The on-again, off-again search for the wreckage of the Malaysian airliner that went missing 11 years ago is back on. On Wednesday, the country’s transportation ministry announced that marine-survey company Ocean Infinity would begin scanning the Indian Ocean seabed on December 30, with the project set to take 55 days, conducted “intermittently.”

MH370, which took off from Kuala Lumpur on March 8, 2014, was scheduled as a red-eye flight to Beijing and carried 239 passengers and crew members. But the Boeing 777 went electronically dark 40 minutes into the flight, and mysterious satellite communications signals later indicated that it had flown to a remote area of the southern Indian Ocean before evidently crashing. Only a few dozen pieces of debris have ever been found.

The new search appears to be a continuation of an effort Malaysia first announced last November, when it said Ocean Infinity would be searching about 6,000 square miles under the terms of a “no find, no fee” deal that would see Malaysia pay the company $70 million only if it found the plane’s wreckage.

Ocean Infinity, which operates a fleet of more than a dozen marine-survey vessels all around the world, had previously scanned a much larger area of 43,000 square miles in just three months, so the new mission is relatively modest in scope.
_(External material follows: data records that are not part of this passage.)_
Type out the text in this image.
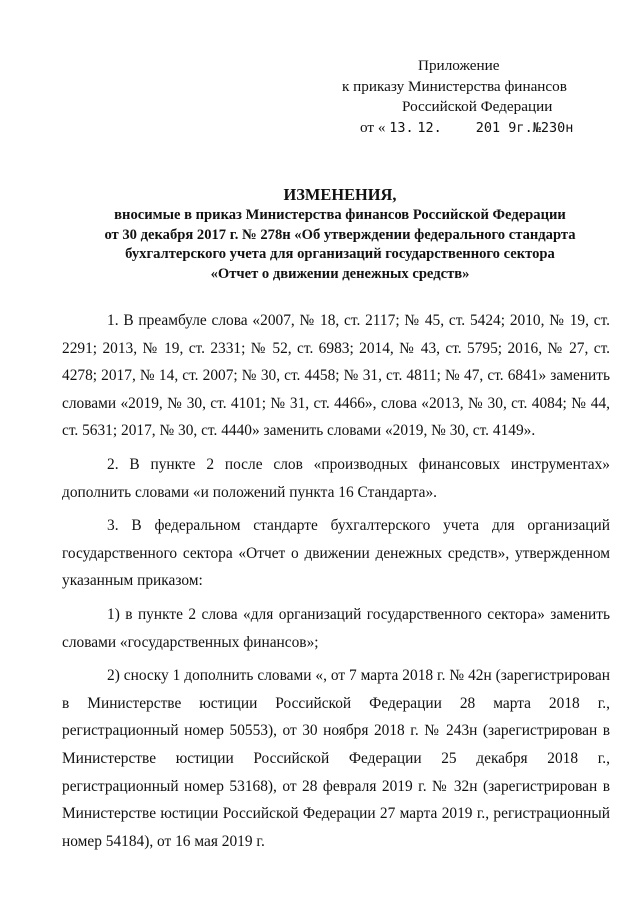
Приложение
к приказу Министерства финансов
Российской Федерации
от « 13. 12.	201 9г.№230н
ИЗМЕНЕНИЯ,
вносимые в приказ Министерства финансов Российской Федерации
от 30 декабря 2017 г. № 278н «Об утверждении федерального стандарта
бухгалтерского учета для организаций государственного сектора
«Отчет о движении денежных средств»

1. В преамбуле слова «2007, № 18, ст. 2117; № 45, ст. 5424; 2010, № 19, ст. 2291; 2013, № 19, ст. 2331; № 52, ст. 6983; 2014, № 43, ст. 5795; 2016, № 27, ст. 4278; 2017, № 14, ст. 2007; № 30, ст. 4458; № 31, ст. 4811; № 47, ст. 6841» заменить словами «2019, № 30, ст. 4101; № 31, ст. 4466», слова «2013, № 30, ст. 4084; № 44, ст. 5631; 2017, № 30, ст. 4440» заменить словами «2019, № 30, ст. 4149».

2. В пункте 2 после слов «производных финансовых инструментах» дополнить словами «и положений пункта 16 Стандарта».

3. В федеральном стандарте бухгалтерского учета для организаций государственного сектора «Отчет о движении денежных средств», утвержденном указанным приказом:

1) в пункте 2 слова «для организаций государственного сектора» заменить словами «государственных финансов»;

2) сноску 1 дополнить словами «, от 7 марта 2018 г. № 42н (зарегистрирован в Министерстве юстиции Российской Федерации 28 марта 2018 г., регистрационный номер 50553), от 30 ноября 2018 г. № 243н (зарегистрирован в Министерстве юстиции Российской Федерации 25 декабря 2018 г., регистрационный номер 53168), от 28 февраля 2019 г. № 32н (зарегистрирован в Министерстве юстиции Российской Федерации 27 марта 2019 г., регистрационный номер 54184), от 16 мая 2019 г.
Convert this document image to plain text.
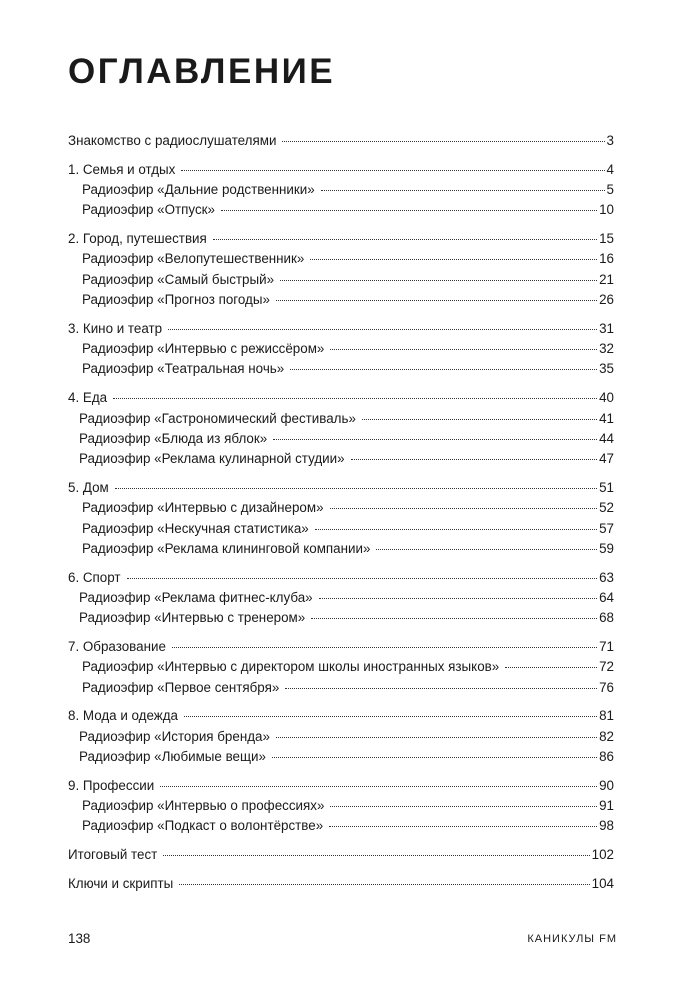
ОГЛАВЛЕНИЕ
Знакомство с радиослушателями	3
1. Семья и отдых	4
Радиоэфир «Дальние родственники»	5
Радиоэфир «Отпуск»	10
2. Город, путешествия	15
Радиоэфир «Велопутешественник»	16
Радиоэфир «Самый быстрый»	21
Радиоэфир «Прогноз погоды»	26
3. Кино и театр	31
Радиоэфир «Интервью с режиссёром»	32
Радиоэфир «Театральная ночь»	35
4. Еда	40
Радиоэфир «Гастрономический фестиваль»	41
Радиоэфир «Блюда из яблок»	44
Радиоэфир «Реклама кулинарной студии»	47
5. Дом	51
Радиоэфир «Интервью с дизайнером»	52
Радиоэфир «Нескучная статистика»	57
Радиоэфир «Реклама клининговой компании»	59
6. Спорт	63
Радиоэфир «Реклама фитнес-клуба»	64
Радиоэфир «Интервью с тренером»	68
7. Образование	71
Радиоэфир «Интервью с директором школы иностранных языков»	72
Радиоэфир «Первое сентября»	76
8. Мода и одежда	81
Радиоэфир «История бренда»	82
Радиоэфир «Любимые вещи»	86
9. Профессии	90
Радиоэфир «Интервью о профессиях»	91
Радиоэфир «Подкаст о волонтёрстве»	98
Итоговый тест	102
Ключи и скрипты	104
138	КАНИКУЛЫ FM
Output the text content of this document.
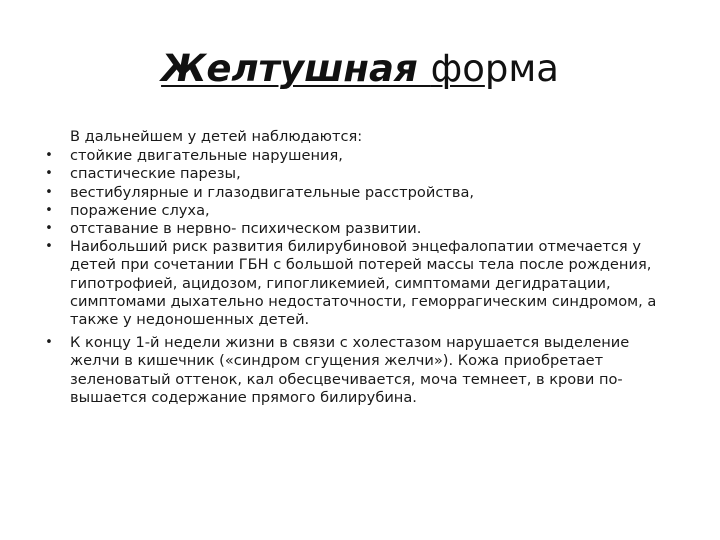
Желтушная форма
В дальнейшем у детей наблюдаются:
• стойкие двигательные нарушения,
• спастические парезы,
• вестибулярные и глазодвигательные расстройства,
• поражение слуха,
• отставание в нервно- психическом развитии.
• Наибольший риск развития билирубиновой энцефалопатии отмечается у детей при сочетании ГБН с большой потерей массы тела после рождения, гипотрофией, ацидозом, гипогликемией, симптомами дегидратации, симптомами дыхательно недостаточности, геморрагическим синдромом, а также у недоношенных детей.
• К концу 1-й недели жизни в связи с холестазом нарушается выделение желчи в кишечник («синдром сгущения желчи»). Кожа приобретает зеленоватый оттенок, кал обесцвечивается, моча темнеет, в крови по-вышается содержание прямого билирубина.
In March, the company dispatched a 256-foot vessel called Armada 78 06 approximately 1,000 miles west of Perth, Australia. There, the vessel scanned an area that had already been searched, but thanks to gaps in the data, it was possible the wreckage was missed. The vessel then searched a new area nearby that a pair of independent French investigators had identified as a likely end point.

All in all, Armada 78 06 covered about 2,000 square miles, or roughly a third of the previously announced area. Having found nothing, Ocean Infinity paused the search on April 3. “I think right now it’s not the season,” Malaysia’s transport minister said, referring to the onset of winter in the Southern Hemisphere. “I think they … will resume the search at the end of this year.”

Now summer is about to return, and conditions are favorable to tackle the remaining two-thirds of the project. The vessel most likely to carry out the work is the state-of-the-art Armada 86 05, which was launched early this year. Though the ship is capable of operating autonomously, in this case, it will likely carry a human crew. The vessel is currently engaged in a project to scan for historical shipwrecks in the San Bernardino Strait, between the Philippine islands of Samar and Luzon. After that work is completed, Armada 86 05 will likely steam 1,500 miles west to Singapore, where it will refuel and take on fresh supplies and crew before sailing 2,700 miles southwest to the search area, an abyssal plain approximately three miles deep.

Once on station, the ship will deploy three Hugin AUVs, or autonomous underwater vehicles. These robot subs, which resemble bright-orange torpedoes, are capable of operating at depths of nearly four miles for up to three days before they need to be retrieved and recharged. Each AUV can cover about 42 square miles per day with its side-scan sonar, which produces photograph-like images. Given that rate of coverage, the three AUVs could, in theory, cover the remaining 4,000 square miles in about a month. But Ocean Infinity is busy with many marine-survey projects around the world, so the ship might be needed elsewhere before it can finish in one go.

One of the great puzzles of the MH370 disappearance is why the plane’s wreckage hasn’t already been located on the seabed. After the plane disappeared from Malaysian radar, a piece of communications equipment that had been turned off was mysteriously turned back on again. The equipment then began transmitting signals that, because of a malfunction in the system, turned out to include hints as to where the plane had gone. Australian government scientists used that data to create a map showing the plane’s most likely location. They calculated that an area of 46,000 square miles had a 97 percent chance of containing the wreckage. But the wreckage wasn’t found there, nor in the additional 43,000 square miles Ocean Infinity subsequently searched.

That absence suggests something really unusual happened. Signals sent to Inmarsat soon after the plane ran out of fuel indicates that the plane was in a near-vertical dive. The fact that the plane’s wreckage hasn’t been found in the vicinity implies that someone in the cockpit — presumably the captain, Zaharie Ahmad Shah — manually pulled the plane out of the dive and into a glide that took it beyond the search area. But then, instead of easing the plane into the water Sully-style, that person seemingly crashed it violently into the ocean, based on the small size of interior cabin debris that later washed ashore in the western Indian Ocean.

It’s hard to imagine why Shah, or anyone else, would have wanted to behave in such a way. But if the search is unsuccessful, even stranger possibilities will have to be considered.